Problem 4: No structured data for key facts
A news story about a product recall might contain crucial facts (number of units affected, date range, specific model numbers) buried in prose. FAQ or HowTo schema would make those facts extractable.
Problem 5: Paywalls blocking AI crawlers AI crawlers generally cannot access paywalled content. Publishers with hard paywalls are invisible to AI citation systems regardless of content quality.
The Publisher AEO Fix Stack
Fix 1: NewsArticle Schema on Every Story
Every published story should have complete NewsArticle schema including:
{
"@context": "https://schema.org",
"@type": "NewsArticle",
"headline": "Company Recalls 50,000 Units Over Safety Defect",
"description": "Acme Corp issued a voluntary recall of 50,000 Model X units manufactured between January and March 2025 due to a battery overheating defect.",
"datePublished": "2025-09-15T09:00:00Z",
"dateModified": "2025-09-15T14:30:00Z",
"author": {
"@type": "Person",
"name": "Jane Smith",
"url": "https://yourpublication.com/authors/jane-smith"
},
"publisher": {
"@type": "Organization",
"name": "Your Publication",
"logo": {
"@type": "ImageObject",
"url": "https://yourpublication.com/logo.png"
}
}
}
The description field is the extractable summary. Write it as a complete, standalone answer to "what happened."
Fix 2: Key Facts Box
Add a structured "Key Facts" section near the top of major stories. This can be implemented as a visible content block with FAQ schema underneath:
{
"@type": "FAQPage",
"mainEntity": [
{
"@type": "Question",
"name": "How many units were recalled?",
"acceptedAnswer": {
"@type": "Answer",
"text": "50,000 units of the Model X, manufactured between January and March 2025."
}
}
]
}
Fix 3: Author Bio Pages with Person Schema
Every journalist should have a dedicated author page with:
- →Full name and title
- →Beat/coverage areas
- →Years of experience
- →5-10 notable articles
- →Professional social links
- →
Personschema withworksFor,knowsAbout, andsameAsproperties
Fix 4: Summary Paragraphs at Article Top
Add a 50-80 word summary paragraph at the very top of every story, before the narrative lead. This is the paragraph AI systems will cite. The full narrative story follows below it.
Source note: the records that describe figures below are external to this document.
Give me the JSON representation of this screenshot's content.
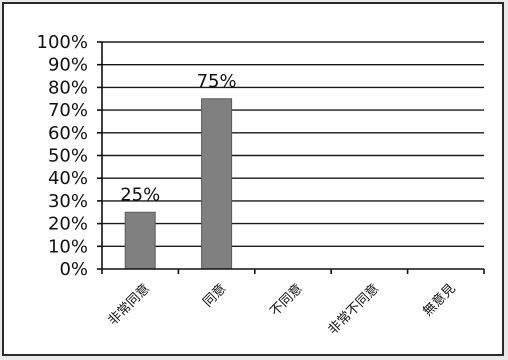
{
  "chart_data": {
    "type": "bar",
    "title": "",
    "xlabel": "",
    "ylabel": "",
    "categories": [
      "非常同意",
      "同意",
      "不同意",
      "非常不同意",
      "無意見"
    ],
    "values": [
      25,
      75,
      0,
      0,
      0
    ],
    "data_labels": [
      "25%",
      null,
      null,
      null,
      null
    ],
    "data_labels_shown": [
      "25%",
      "75%",
      null,
      null,
      null
    ],
    "ylim": [
      0,
      100
    ],
    "yticks": [
      0,
      10,
      20,
      30,
      40,
      50,
      60,
      70,
      80,
      90,
      100
    ],
    "ytick_labels": [
      "0%",
      "10%",
      "20%",
      "30%",
      "40%",
      "50%",
      "60%",
      "70%",
      "80%",
      "90%",
      "100%"
    ],
    "grid": true,
    "legend": "none",
    "bar_color": "#808080"
  }
}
Fix 5: Evergreen Explainer Pages
For every major topic you cover repeatedly, publish a dedicated explainer page that synthesizes the latest information. These pages — "What is X," "How Y works," "The complete guide to Z" — earn far more AI citations than individual news stories.
The Paywall Problem
For publishers with paywalls, consider making the first 200-300 words of every story freely accessible to crawlers. This is enough for AI systems to extract a citable summary while keeping the full story gated for subscribers.
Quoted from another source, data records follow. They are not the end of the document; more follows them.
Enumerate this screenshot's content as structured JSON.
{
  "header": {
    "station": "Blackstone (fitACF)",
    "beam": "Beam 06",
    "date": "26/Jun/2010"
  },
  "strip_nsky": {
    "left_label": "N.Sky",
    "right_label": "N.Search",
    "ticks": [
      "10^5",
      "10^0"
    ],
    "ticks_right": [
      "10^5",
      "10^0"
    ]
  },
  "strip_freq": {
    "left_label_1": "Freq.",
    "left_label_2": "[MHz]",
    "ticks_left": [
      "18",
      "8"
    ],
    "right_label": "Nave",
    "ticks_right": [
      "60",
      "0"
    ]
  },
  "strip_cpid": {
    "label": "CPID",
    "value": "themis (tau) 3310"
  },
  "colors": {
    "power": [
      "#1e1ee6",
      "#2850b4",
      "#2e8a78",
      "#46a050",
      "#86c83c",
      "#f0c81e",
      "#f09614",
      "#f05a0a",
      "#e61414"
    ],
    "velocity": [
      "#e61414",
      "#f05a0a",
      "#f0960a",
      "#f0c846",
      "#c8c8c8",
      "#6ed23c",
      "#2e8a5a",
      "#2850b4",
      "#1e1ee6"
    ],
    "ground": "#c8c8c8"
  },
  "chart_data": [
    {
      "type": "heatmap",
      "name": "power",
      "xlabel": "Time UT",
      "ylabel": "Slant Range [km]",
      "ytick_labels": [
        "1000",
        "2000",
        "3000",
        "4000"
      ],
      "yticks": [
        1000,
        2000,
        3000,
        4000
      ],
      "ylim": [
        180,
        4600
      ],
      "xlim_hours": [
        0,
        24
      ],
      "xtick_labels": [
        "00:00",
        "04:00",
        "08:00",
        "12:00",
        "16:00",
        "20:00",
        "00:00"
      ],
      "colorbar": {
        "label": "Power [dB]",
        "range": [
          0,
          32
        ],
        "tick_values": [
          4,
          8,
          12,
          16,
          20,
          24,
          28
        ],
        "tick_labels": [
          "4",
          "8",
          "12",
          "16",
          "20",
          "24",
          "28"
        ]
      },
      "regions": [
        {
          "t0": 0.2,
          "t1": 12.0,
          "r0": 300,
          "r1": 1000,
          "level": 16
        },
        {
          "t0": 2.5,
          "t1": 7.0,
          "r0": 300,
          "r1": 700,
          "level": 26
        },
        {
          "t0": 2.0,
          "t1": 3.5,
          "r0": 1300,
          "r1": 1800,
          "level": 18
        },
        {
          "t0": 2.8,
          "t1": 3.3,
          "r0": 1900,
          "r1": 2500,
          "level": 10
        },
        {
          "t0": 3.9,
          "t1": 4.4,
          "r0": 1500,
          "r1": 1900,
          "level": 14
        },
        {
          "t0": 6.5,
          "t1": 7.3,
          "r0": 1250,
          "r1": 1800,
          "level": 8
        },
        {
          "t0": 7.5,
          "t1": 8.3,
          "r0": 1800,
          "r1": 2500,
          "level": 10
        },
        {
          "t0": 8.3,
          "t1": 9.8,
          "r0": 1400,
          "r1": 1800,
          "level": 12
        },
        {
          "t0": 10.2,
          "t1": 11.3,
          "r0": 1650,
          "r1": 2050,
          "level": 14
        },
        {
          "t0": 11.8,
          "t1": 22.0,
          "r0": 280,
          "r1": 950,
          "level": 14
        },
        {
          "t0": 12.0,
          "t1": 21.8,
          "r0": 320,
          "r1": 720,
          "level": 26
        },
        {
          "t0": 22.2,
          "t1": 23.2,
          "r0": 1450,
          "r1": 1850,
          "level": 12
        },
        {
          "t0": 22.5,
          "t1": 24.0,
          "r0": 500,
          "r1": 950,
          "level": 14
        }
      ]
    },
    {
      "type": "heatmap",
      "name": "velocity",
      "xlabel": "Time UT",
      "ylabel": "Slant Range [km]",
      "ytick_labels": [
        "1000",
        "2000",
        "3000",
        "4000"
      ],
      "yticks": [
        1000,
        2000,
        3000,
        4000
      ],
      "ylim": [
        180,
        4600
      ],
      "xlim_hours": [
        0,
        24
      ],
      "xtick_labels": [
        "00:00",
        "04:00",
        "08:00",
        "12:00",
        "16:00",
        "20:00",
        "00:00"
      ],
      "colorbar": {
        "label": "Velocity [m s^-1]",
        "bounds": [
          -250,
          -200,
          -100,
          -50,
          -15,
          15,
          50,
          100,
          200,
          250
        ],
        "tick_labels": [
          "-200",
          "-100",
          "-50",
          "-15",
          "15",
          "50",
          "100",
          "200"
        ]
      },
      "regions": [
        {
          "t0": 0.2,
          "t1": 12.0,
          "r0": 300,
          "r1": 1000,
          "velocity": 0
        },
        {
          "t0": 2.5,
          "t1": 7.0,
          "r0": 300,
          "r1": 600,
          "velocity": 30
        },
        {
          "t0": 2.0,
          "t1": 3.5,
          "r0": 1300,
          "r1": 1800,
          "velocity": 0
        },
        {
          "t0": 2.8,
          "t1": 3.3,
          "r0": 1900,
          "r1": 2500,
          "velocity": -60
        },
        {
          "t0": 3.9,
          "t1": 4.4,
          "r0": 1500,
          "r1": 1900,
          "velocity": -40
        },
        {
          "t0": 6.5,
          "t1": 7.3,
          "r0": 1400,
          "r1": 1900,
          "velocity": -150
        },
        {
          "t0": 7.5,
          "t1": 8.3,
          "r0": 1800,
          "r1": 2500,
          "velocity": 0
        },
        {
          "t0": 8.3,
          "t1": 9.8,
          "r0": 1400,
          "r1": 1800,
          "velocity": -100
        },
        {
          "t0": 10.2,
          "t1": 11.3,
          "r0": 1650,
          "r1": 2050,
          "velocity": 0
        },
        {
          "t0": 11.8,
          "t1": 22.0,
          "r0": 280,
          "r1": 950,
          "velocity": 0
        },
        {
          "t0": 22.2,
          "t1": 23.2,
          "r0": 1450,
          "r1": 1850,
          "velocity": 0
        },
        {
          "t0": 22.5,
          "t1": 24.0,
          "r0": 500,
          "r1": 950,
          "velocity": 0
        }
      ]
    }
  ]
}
Measuring Publisher AEO Performance
- →Track which stories get cited in Perplexity "News" answers
- →Monitor referral traffic from AI platforms in analytics
- →Run weekly citation tests on your top 10 coverage beats
- →Use RankAsAnswer to audit schema completeness across your publication's top pages
Publishers with the right schema and structure are naturally positioned to dominate AI citations — the content authority is already there. The gap is purely technical.